The decision to publish Yoo monthly came at the suggestion of The Inquirer's publisher, Brian Tierney, who cited Yoo's mutual roots in Philadelphia as well as his legal scholarship. He's a law professor at the University of California, Berkeley.
I had misgivings, but believed our readers would place the move in context with the paper's clearly expressed criticism in numerous editorials of the Bush administration's use of torture.
I was wrong. From the beginning, we received letters and e-mails criticizing the hiring of Yoo. The criticism increased after his torture memos became public.
At our urging, Yoo wrote a column explaining his reasoning in writing the memos.
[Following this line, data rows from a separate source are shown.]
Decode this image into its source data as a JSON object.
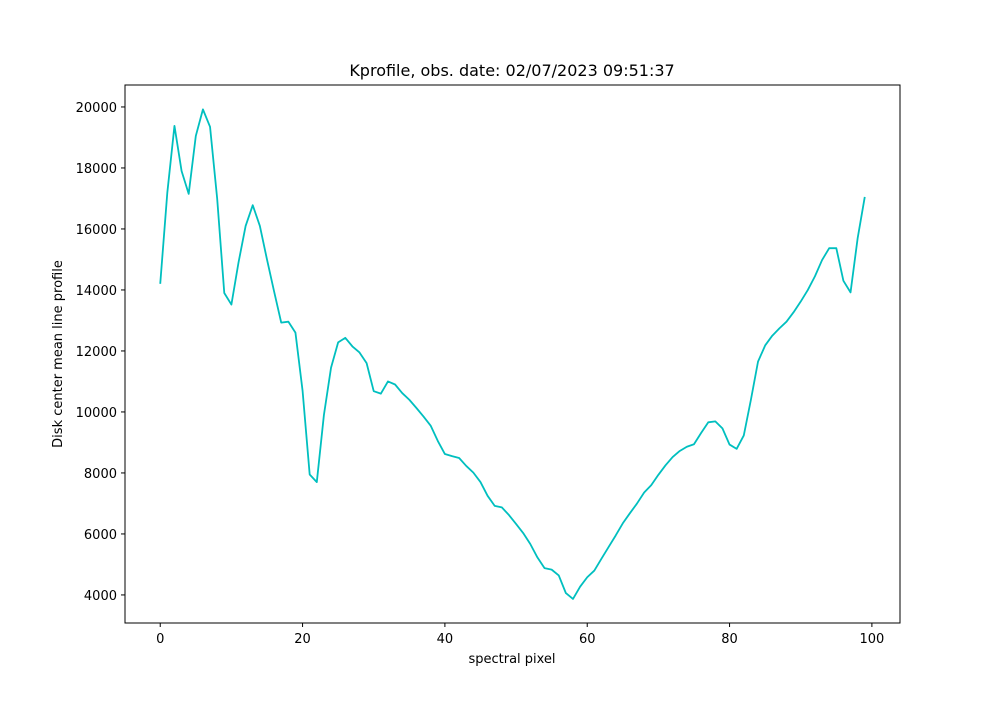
{
  "chart_data": {
    "type": "line",
    "title": "Kprofile, obs. date: 02/07/2023 09:51:37",
    "x_label": "spectral pixel",
    "y_label": "Disk center mean line profile",
    "x": [
      0,
      1,
      2,
      3,
      4,
      5,
      6,
      7,
      8,
      9,
      10,
      11,
      12,
      13,
      14,
      15,
      16,
      17,
      18,
      19,
      20,
      21,
      22,
      23,
      24,
      25,
      26,
      27,
      28,
      29,
      30,
      31,
      32,
      33,
      34,
      35,
      36,
      37,
      38,
      39,
      40,
      41,
      42,
      43,
      44,
      45,
      46,
      47,
      48,
      49,
      50,
      51,
      52,
      53,
      54,
      55,
      56,
      57,
      58,
      59,
      60,
      61,
      62,
      63,
      64,
      65,
      66,
      67,
      68,
      69,
      70,
      71,
      72,
      73,
      74,
      75,
      76,
      77,
      78,
      79,
      80,
      81,
      82,
      83,
      84,
      85,
      86,
      87,
      88,
      89,
      90,
      91,
      92,
      93,
      94,
      95,
      96,
      97,
      98,
      99
    ],
    "series": [
      {
        "color": "#00bfbf",
        "values": [
          14200,
          17200,
          19380,
          17900,
          17150,
          19050,
          19920,
          19350,
          17000,
          13900,
          13520,
          14900,
          16100,
          16780,
          16100,
          15000,
          13950,
          12930,
          12960,
          12600,
          10700,
          7950,
          7700,
          9900,
          11450,
          12280,
          12430,
          12150,
          11950,
          11600,
          10680,
          10600,
          11000,
          10900,
          10620,
          10400,
          10130,
          9850,
          9550,
          9050,
          8620,
          8550,
          8490,
          8230,
          8010,
          7700,
          7250,
          6920,
          6870,
          6620,
          6330,
          6030,
          5670,
          5230,
          4880,
          4830,
          4640,
          4060,
          3870,
          4270,
          4580,
          4800,
          5190,
          5570,
          5950,
          6350,
          6680,
          7000,
          7360,
          7600,
          7940,
          8250,
          8520,
          8720,
          8860,
          8940,
          9310,
          9660,
          9690,
          9460,
          8930,
          8790,
          9230,
          10400,
          11650,
          12180,
          12500,
          12740,
          12960,
          13270,
          13620,
          14000,
          14450,
          14980,
          15370,
          15370,
          14300,
          13920,
          15700,
          17050
        ]
      }
    ],
    "xlim": [
      -4.95,
      103.95
    ],
    "ylim": [
      3080,
      20720
    ],
    "xticks": [
      0,
      20,
      40,
      60,
      80,
      100
    ],
    "yticks": [
      4000,
      6000,
      8000,
      10000,
      12000,
      14000,
      16000,
      18000,
      20000
    ],
    "grid": false
  }
}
That piece allowed our readers to hear him out, and respond with their own thoughts about torture. It was exactly what you want to see newspaper opinion pages do - provide the catalyst for intelligent discourse.
Allowing Yoo to have his say has not changed our Editorial Board's opinion that torture can never be justified. In each editorial that mentions the torture memos, we note that Yoo wrote some of them, and that he writes for The Inquirer.
Yoo has written on other subjects in which he and The Inquirer are in disagreement, including affirmative action (he's opposed to it in most cases) and what qualities the next Supreme Court justice should possess.
In the last two years, The Inquirer has consciously added other conservative voices to our daily op-ed page and Sunday opinion section to counter criticism that our editorials and columns always lean left.
Adding more conservative commentaries to our mix doesn't mean we have become right-wing in our editorial positions.
It means we aren't afraid to let people hear what the other side has to say. We think most of our readers aren't afraid, either.
Our Editorial Board strives to take distinct positions on every topic that we write about. But we also want to make sure our pages present alternative points of view.
That's the reason we run Yoo, and former Sen. Rick Santorum, who also generates quite a bit of critical e-mail when he writes. But despite the suggestion of bloggers, there's nothing more nefarious at play.
There have been calls for Yoo's disbarment, or worse, for his work for President Bush. Many of the e-mails that we have received are already calling him a "war criminal."
Whatever happens to Yoo, I hope to have his reaction in a column written exclusively for The Inquirer. Then, our readers will get their turn to respond to what he has to say.
That's what newspaper opinion pages do well.
When newspapers stop being a vehicle for thoughtful conversation, and instead provide an arena for one crowd to pummel the other crowd, without listening to what anyone else has to say, then papers might as well be the blogosphere - or talk radio.
I have met Yoo, and found him to be very pleasant, even though we disagree on issues other than what constitutes torture.
Of all the criticism our paper has received concerning Yoo's contract, I actually empathize with those who have expressed their displeasure with our paying him. But not for the same reason.
These days, newspapers are always looking for ways to spend less. But not even I am willing to work for free, and I believe Yoo should be compensated for his efforts.